On that score @Mahgister links to a much better article than the original one that started the thread. I suppose @Audio2Design didn’t actually read it before he dismissed it. I’m talking about the one in Scientific American. It’s clear, concise, uncontroversial, and contains a key point right at the end: digital uses math to reproduce the signal, while analog doesn’t.
I read it completely. Difference between me and you is understood it. Likely understand the math as well as the author, probably way more experience with it, and far far more understanding of the practical aspects of it. It was a crap article like so many other crap articles by supposed intellectuals not realizing what they don’t know.

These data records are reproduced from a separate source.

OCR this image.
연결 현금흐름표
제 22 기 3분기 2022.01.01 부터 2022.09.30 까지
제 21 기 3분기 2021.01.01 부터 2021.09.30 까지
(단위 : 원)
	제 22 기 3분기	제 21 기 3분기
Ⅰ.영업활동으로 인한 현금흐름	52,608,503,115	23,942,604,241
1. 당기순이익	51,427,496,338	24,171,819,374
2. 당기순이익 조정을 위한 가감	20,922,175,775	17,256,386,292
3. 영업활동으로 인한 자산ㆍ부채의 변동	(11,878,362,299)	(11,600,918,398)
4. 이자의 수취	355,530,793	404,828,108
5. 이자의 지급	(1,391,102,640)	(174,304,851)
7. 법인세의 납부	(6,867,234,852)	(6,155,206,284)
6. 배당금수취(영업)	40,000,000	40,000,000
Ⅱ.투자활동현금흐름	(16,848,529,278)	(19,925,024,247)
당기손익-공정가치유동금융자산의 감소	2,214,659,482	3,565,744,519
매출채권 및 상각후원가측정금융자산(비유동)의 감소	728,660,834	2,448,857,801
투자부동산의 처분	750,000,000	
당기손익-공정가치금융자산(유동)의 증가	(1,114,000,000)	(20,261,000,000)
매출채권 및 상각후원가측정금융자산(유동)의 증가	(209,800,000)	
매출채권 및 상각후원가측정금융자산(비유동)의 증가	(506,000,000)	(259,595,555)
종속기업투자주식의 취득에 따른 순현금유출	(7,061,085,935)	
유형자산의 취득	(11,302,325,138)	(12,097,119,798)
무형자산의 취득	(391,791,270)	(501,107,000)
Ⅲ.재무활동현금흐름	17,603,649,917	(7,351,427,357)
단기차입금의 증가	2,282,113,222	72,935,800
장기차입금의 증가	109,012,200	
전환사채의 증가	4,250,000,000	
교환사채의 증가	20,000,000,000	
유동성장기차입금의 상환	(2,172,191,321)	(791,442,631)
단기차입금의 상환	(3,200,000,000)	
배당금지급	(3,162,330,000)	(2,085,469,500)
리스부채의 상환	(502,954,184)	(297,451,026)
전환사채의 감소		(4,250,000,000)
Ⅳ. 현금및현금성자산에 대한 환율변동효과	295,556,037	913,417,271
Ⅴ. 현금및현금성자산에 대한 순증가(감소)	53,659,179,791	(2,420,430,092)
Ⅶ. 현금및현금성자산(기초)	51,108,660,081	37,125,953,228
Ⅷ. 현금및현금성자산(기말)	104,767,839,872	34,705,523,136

If you understood the math and practical implications you would realize that your beloved "analog" is not remotely the "real" thing and is a far poorer representation of reality than digital. You simply love the high crosstalk (centers image especially in acoustically poor setups), you like the surface noise (gives a sense of space), you like the softened transients (easy old the ears) and perhaps you like all the inaccuracies in your setup that warm the sound or brighten it for older ears. You probably like the higher distortion too which again can create an artificial but false sense of space. Given the typically poor acoustics most "audiophiles" live with I can see the attraction.
But ... Some of us choose not to delude ourselves that vinyl or tape is superior for accurate recreation. You may like it. I often do. But I am quite aware of why and it is not remotely because it is realistic or true to the source. It is not.